Interview by Kelly Dumke
1. Describe your road to the Friedman School?
My road to the Friedman School started on a road to Vermont, actually. As an undergraduate at Tufts University, I ended up doing a program called Summer Scholars, where you’re paired with a professor who needs a research assistant for a summer. I worked for Kathleen Merrigan, currently our Deputy Secretary of Agriculture, but who was then the Director of the Agriculture, Food and Environment program at Friedman. My first day on the job was waking up at 4 am to hit the road with Kathleen to Vermont dairy farms. We were collecting raw milk samples for an antioxidant study, and I found myself loving the process of interviewing these farmers and learning about their production practices. As consumers, there is just so much we don’t know about how our food is produced and for me it was an eye-opener.
I’d say that was the beginning for me. I ended up doing an undergraduate thesis studying certified organic farmers around the Northeast. It was a good way to combine my majors in anthropology and environmental studies.
After graduation, I worked for Oxfam America’s domestic program. Our work focused on a variety of issues, including emerging networks in sustainable agriculture, farm worker rights and the domestic fair trade movement. It was a nice foundation for me before coming to the Friedman School’s AFE Program.
2. What did you do at Friedman? Internships, Research, Concentration
While at Friedman, I often found myself interested in the producer end of the food system—the agricultural and environmental policy and management. I took a number of UEP courses to round out my curriculum.
To get a different perspective, I interned with Organic Valley, an organic foods cooperative, in La Farge, WI. I highly recommend this internship for students interested in understanding food business, but particularly to see a revolutionary and potent model for “change in the marketplace” operating in real time. I loved the experience and found myself a little split between specializing in corporate social responsibility or environmental management and policy. I ended up choosing the latter, but my coursework really covered both, and I think it’s important for AFErs to consider both avenues. We need people in community-based organizations, in policy-making roles, and advocacy positions to make change in our world. We also need people to enter food business and to promote better systems.

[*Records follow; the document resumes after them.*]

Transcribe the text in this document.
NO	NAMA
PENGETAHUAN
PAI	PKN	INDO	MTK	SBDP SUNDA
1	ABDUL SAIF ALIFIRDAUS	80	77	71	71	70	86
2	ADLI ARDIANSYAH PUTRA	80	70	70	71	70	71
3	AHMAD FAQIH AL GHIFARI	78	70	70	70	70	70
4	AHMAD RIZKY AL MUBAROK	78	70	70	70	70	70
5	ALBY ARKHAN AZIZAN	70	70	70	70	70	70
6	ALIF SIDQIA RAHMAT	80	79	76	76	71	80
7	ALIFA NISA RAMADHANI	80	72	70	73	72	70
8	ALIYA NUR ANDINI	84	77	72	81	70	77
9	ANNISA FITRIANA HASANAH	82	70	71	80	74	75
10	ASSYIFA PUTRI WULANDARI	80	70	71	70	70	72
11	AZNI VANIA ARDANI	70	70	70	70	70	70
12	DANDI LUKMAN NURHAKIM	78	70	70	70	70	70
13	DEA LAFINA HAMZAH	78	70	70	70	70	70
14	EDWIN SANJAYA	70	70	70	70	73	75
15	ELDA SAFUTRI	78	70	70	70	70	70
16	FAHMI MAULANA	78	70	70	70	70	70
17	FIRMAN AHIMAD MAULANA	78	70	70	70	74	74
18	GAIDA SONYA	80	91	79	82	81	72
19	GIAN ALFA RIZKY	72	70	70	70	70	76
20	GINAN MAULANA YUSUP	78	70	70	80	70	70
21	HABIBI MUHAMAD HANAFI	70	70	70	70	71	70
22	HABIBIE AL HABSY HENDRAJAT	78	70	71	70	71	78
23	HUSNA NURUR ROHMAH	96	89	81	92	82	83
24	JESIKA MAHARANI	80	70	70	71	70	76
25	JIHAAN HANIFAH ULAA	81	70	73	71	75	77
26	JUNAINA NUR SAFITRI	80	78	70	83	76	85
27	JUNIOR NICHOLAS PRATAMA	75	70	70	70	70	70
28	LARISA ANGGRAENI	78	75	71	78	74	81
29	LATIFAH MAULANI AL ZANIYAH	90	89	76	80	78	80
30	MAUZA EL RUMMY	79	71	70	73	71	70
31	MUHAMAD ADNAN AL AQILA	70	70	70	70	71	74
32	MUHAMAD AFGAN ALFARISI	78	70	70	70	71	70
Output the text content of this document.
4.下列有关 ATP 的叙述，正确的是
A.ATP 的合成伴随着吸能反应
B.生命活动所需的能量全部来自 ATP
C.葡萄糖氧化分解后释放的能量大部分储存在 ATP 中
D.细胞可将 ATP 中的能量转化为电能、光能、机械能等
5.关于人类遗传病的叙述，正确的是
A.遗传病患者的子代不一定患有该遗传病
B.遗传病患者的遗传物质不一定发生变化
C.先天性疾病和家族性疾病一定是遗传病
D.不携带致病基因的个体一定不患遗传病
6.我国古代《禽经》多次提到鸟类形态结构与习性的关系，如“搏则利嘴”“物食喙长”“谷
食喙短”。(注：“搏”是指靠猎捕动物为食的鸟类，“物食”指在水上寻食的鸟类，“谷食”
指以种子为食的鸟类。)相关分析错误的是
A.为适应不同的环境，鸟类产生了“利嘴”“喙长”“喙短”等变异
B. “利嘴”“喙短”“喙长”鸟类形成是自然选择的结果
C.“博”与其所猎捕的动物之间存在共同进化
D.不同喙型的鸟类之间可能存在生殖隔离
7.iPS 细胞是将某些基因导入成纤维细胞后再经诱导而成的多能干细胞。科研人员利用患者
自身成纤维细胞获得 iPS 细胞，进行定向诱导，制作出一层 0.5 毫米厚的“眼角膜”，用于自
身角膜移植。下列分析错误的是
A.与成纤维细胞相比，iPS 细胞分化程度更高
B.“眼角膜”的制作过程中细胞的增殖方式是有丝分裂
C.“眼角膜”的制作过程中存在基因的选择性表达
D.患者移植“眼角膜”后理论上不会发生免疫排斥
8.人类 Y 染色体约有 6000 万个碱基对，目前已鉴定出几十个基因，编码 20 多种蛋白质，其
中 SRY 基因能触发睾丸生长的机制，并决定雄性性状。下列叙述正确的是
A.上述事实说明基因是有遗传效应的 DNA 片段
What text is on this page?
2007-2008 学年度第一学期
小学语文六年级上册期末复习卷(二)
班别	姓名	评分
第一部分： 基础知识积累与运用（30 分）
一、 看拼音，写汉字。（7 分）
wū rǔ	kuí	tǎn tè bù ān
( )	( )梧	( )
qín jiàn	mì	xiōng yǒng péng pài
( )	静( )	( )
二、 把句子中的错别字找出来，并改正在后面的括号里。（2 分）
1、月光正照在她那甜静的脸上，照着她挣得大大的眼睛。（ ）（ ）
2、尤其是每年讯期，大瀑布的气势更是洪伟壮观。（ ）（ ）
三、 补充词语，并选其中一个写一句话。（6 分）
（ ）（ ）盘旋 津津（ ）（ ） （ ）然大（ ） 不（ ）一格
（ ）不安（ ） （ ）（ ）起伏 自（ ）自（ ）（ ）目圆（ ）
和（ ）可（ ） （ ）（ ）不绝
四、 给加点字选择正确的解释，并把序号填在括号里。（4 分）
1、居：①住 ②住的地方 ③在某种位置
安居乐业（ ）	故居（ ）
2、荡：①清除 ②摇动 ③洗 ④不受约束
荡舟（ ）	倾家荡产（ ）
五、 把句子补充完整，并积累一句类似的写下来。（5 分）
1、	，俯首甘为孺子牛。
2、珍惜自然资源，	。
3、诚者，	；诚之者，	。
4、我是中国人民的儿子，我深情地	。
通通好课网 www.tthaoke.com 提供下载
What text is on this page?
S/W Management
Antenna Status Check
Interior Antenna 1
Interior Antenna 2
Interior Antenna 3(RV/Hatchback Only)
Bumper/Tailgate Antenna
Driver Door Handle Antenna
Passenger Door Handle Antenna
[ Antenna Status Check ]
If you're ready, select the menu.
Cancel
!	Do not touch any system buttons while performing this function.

3. What are you up to now?
Right now I work for Farm Aid as their Program Manager. Farm Aid is a big tent nonprofit organization that brings together musicians, farmers, farm organizations and citizens to create a better food system.
Most people hear of Farm Aid through our annual fundraising concert, which features four members of our Board of Directors–Willie Nelson, Neil Young, John Mellencamp and Dave Matthews. However, most of the year we are granting to food and farm organizations around the country, engaging in advocacy work, and responding to farmers in crisis or who are interested in transition to organic or sustainable production practices.
It’s a great position for me because I get to wear multiple hats for the organization and also get to meet people in the food and farm movement from across the country. It’s also a very action-oriented, creative work environment.
4. Plans for the future?
Eh, I’m not sure. Working with Farm Aid gives me this great birds-eye view of our field, and I’m excited to be here during their 25th year–it will be a great celebration of our history and call to action for change. Down the road, I can see myself working in food business, as I alluded to before, to create more sustainable procurement strategies and deepen relationships between the business and the producers it depends on. I also love writing and hope to build a career in that realm too, perhaps in journalism. Who know? There are so many directions to take this degree!
5. What advice can you give to current Friedman students?
Really take the time to get to know your classmates. The network of AFE alumni is powerful and growing, and I find we all support each other professionally (and personally too!). We bring a very important voice to the food and farm world out there.